Indeed, it can be said that Iriga was enjoying a relative economic prosperity at the fin de siecle that it attracted several foreigners in the town. Among them were the Russian Eremes Kookooritchkin, father of actor Ronald Remy, who came in 1925 after the Bolshevik Revolution; the Polish father of the movie actor, Zaldy Zshronack whose mother was a Taduran; the father of Gilda Gales, the so-called Greta Garbo of the Philippines, who was born here, her father being a travelling agent of the Smith Bell Company, which was into abaca trade in the Bicol region at that time; and the American managers of ALATCO like William Leslie Bowler, and the Stanford University law graduate Lot Dean Lockwood who would also later serve as ALATCO president.

Remnants of this prosperity is evidenced by the presence and survival of at least two houses in Iriga which was built in the chalet-style of the period.

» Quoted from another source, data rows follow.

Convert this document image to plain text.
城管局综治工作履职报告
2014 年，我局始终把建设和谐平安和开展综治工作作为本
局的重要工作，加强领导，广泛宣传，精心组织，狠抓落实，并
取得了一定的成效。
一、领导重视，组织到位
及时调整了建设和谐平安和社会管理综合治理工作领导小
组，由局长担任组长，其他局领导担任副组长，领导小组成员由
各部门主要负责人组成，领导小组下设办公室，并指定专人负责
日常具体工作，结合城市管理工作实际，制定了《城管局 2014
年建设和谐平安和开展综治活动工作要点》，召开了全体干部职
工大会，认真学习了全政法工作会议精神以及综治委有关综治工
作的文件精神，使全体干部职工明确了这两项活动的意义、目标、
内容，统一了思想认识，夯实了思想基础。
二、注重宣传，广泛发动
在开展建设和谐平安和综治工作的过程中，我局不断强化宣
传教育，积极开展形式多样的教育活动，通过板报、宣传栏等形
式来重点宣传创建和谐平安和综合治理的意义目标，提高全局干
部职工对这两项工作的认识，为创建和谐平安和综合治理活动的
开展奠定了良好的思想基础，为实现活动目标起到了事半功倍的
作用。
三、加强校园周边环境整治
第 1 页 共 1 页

A 1936 article about a chalet reprinted by Augusto Villalon in his Philippine Daily Inquirer describes the house as "constructed with a combination of different groups of lumber: ipil for posts, tanguili for flooring and walls, apitong for roof framing. The ground wall may be of adobe stones or bricks, the windows of frosted glass, and the roof corrugated galvanized iron sheets. Complete, this may cost P4,900 or thereabouts."

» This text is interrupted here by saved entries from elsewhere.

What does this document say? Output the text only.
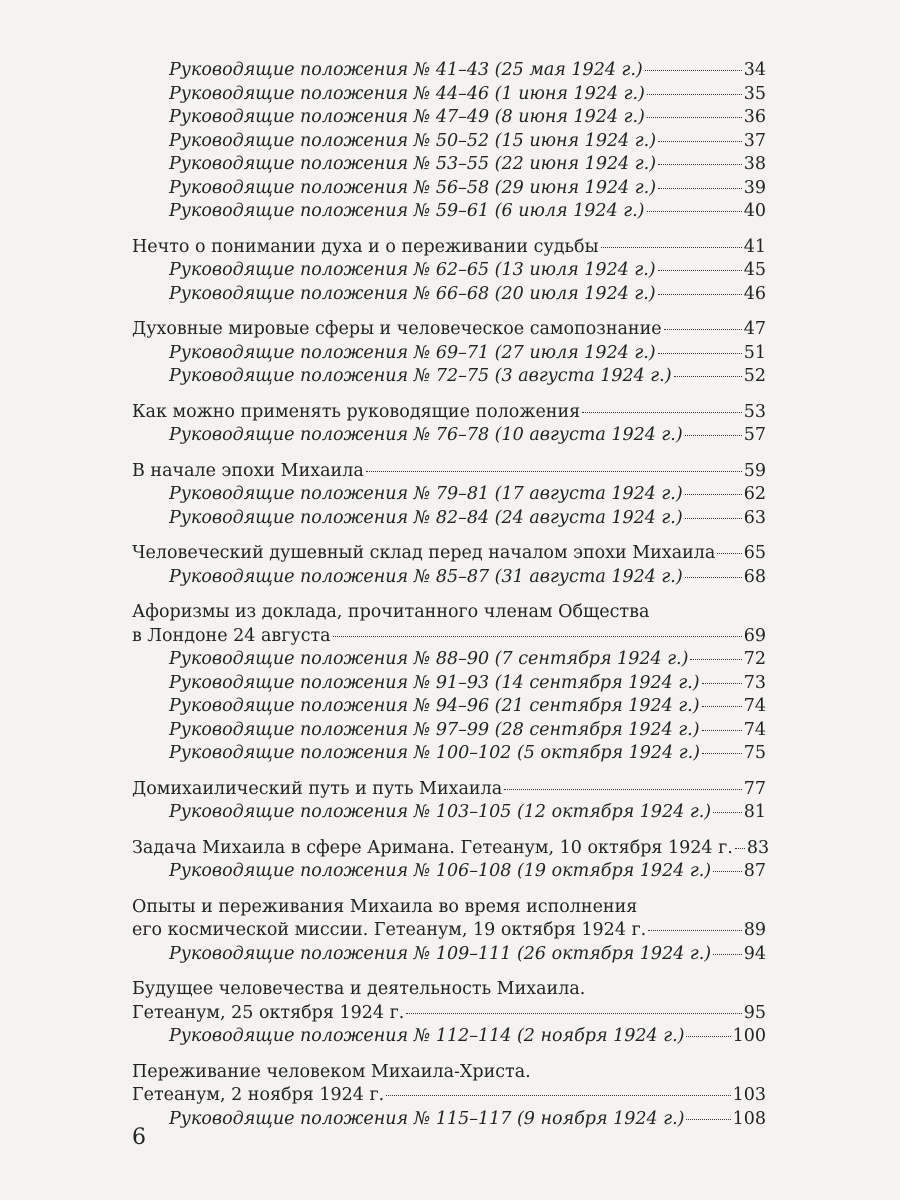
Руководящие положения № 41–43 (25 мая 1924 г.)	34
Руководящие положения № 44–46 (1 июня 1924 г.)	35
Руководящие положения № 47–49 (8 июня 1924 г.)	36
Руководящие положения № 50–52 (15 июня 1924 г.)	37
Руководящие положения № 53–55 (22 июня 1924 г.)	38
Руководящие положения № 56–58 (29 июня 1924 г.)	39
Руководящие положения № 59–61 (6 июля 1924 г.)	40
Нечто о понимании духа и о переживании судьбы	41
Руководящие положения № 62–65 (13 июля 1924 г.)	45
Руководящие положения № 66–68 (20 июля 1924 г.)	46
Духовные мировые сферы и человеческое самопознание	47
Руководящие положения № 69–71 (27 июля 1924 г.)	51
Руководящие положения № 72–75 (3 августа 1924 г.)	52
Как можно применять руководящие положения	53
Руководящие положения № 76–78 (10 августа 1924 г.)	57
В начале эпохи Михаила	59
Руководящие положения № 79–81 (17 августа 1924 г.)	62
Руководящие положения № 82–84 (24 августа 1924 г.)	63
Человеческий душевный склад перед началом эпохи Михаила 65
Руководящие положения № 85–87 (31 августа 1924 г.)	68
Афоризмы из доклада, прочитанного членам Общества
в Лондоне 24 августа	69
Руководящие положения № 88–90 (7 сентября 1924 г.)	72
Руководящие положения № 91–93 (14 сентября 1924 г.)	73
Руководящие положения № 94–96 (21 сентября 1924 г.)	74
Руководящие положения № 97–99 (28 сентября 1924 г.)	74
Руководящие положения № 100–102 (5 октября 1924 г.) 75
Домихаилический путь и путь Михаила	77
Руководящие положения № 103–105 (12 октября 1924 г.) 81
Задача Михаила в сфере Аримана. Гетеанум, 10 октября 1924 г. 83
Руководящие положения № 106–108 (19 октября 1924 г.) 87
Опыты и переживания Михаила во время исполнения
его космической миссии. Гетеанум, 19 октября 1924 г.	89
Руководящие положения № 109–111 (26 октября 1924 г.) 94
Будущее человечества и деятельность Михаила.
Гетеанум, 25 октября 1924 г.	95
Руководящие положения № 112–114 (2 ноября 1924 г.)	100
Переживание человеком Михаила-Христа.
Гетеанум, 2 ноября 1924 г.	103
Руководящие положения № 115–117 (9 ноября 1924 г.)	108
6
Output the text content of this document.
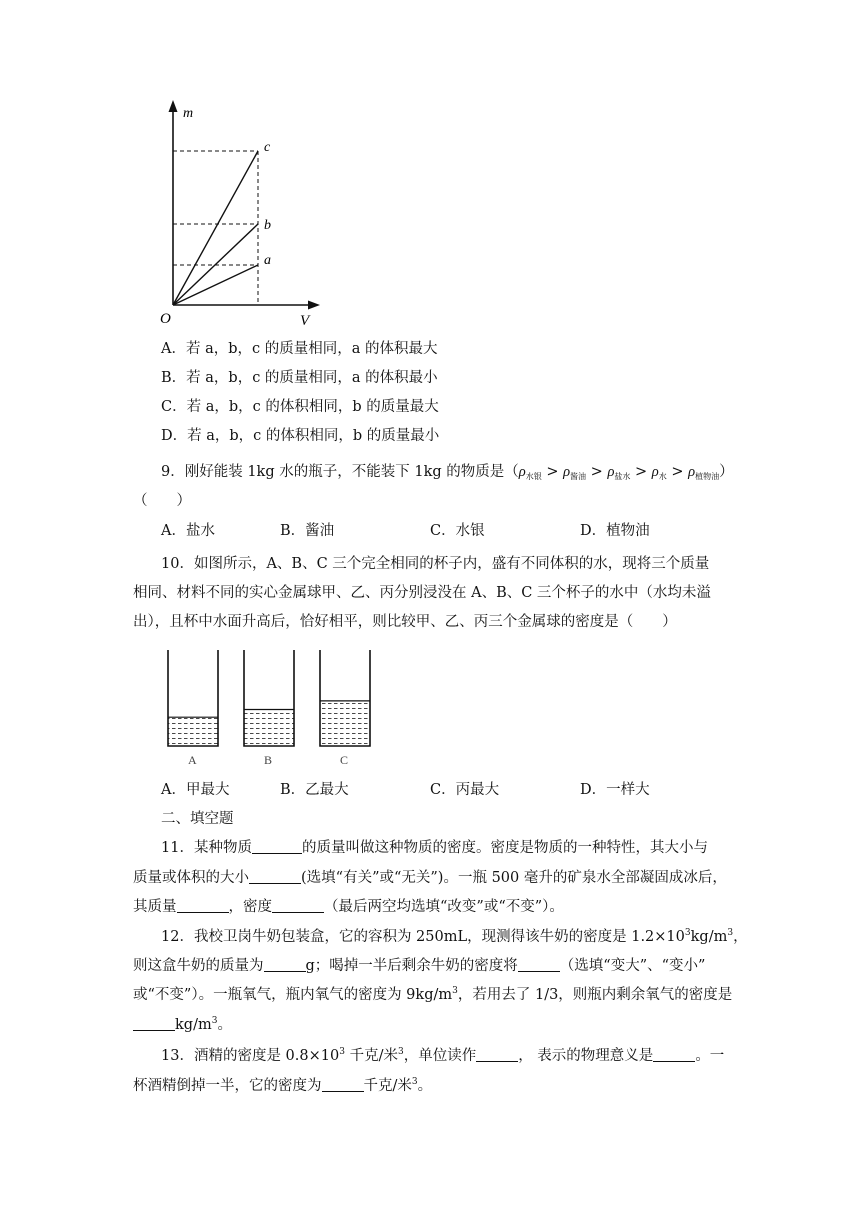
m
V
O
c
b
a
A．若 a，b，c 的质量相同，a 的体积最大
B．若 a，b，c 的质量相同，a 的体积最小
C．若 a，b，c 的体积相同，b 的质量最大
D．若 a，b，c 的体积相同，b 的质量最小
9．刚好能装 1kg 水的瓶子，不能装下 1kg 的物质是$(\rho_{水银} > \rho_{酱油} > \rho_{盐水} > \rho_水 > \rho_{植物油})$
（　　）
A．盐水	B．酱油	C．水银	D．植物油
10．如图所示，A、B、C 三个完全相同的杯子内，盛有不同体积的水，现将三个质量
相同、材料不同的实心金属球甲、乙、丙分别浸没在 A、B、C 三个杯子的水中（水均未溢
出），且杯中水面升高后，恰好相平，则比较甲、乙、丙三个金属球的密度是（　　）
A	B	C
A．甲最大	B．乙最大	C．丙最大	D．一样大
二、填空题
11．某种物质	的质量叫做这种物质的密度。密度是物质的一种特性，其大小与
质量或体积的大小	(选填“有关”或“无关”)。一瓶 500 毫升的矿泉水全部凝固成冰后，
其质量	，密度	（最后两空均选填“改变”或“不变”）。
12．我校卫岗牛奶包装盒，它的容积为 250mL，现测得该牛奶的密度是 $1.2\times 10^3kg/m^3$，
则这盒牛奶的质量为	g；喝掉一半后剩余牛奶的密度将	（选填“变大”、“变小”
或“不变”）。一瓶氧气，瓶内氧气的密度为 $9kg/m^3$，若用去了 1/3，则瓶内剩余氧气的密度是
$kg/m^3$。
13．酒精的密度是 $0.8\times 10^3$ 千克/米$^3$，单位读作	， 表示的物理意义是	。一
杯酒精倒掉一半，它的密度为	千克/米$^3$。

Villalon said that the chalet, a Swiss housing style, integrated tropical architectural practices much like its predecessor, the bahay-na-bato. He noted that while the old terra cotta roofs have been replaced by galvanized sheets, the "chalet roofs remain steep, wide overhangs still protect windows from sun and rain, windows, now made of glass instead of kapis still slide open to allow the entry of air, and to increase ventilation, the ventanilla (opening between floor and window sill)is still used." This made the chalet, he said, the "Filipino Modern" architecture of the day.
One of these houses is located in San Roque along the road leading to Buhi. As the picture here shows, the house seems to have already been abandoned by its owner to the elements. In more prosperous and heritage-conscious countries, houses like this are likely candidates for restoration. The other, is the Dilla residence in San Francisco, which according to the people living there when we took the photo here, was built sometime in the mid-20's.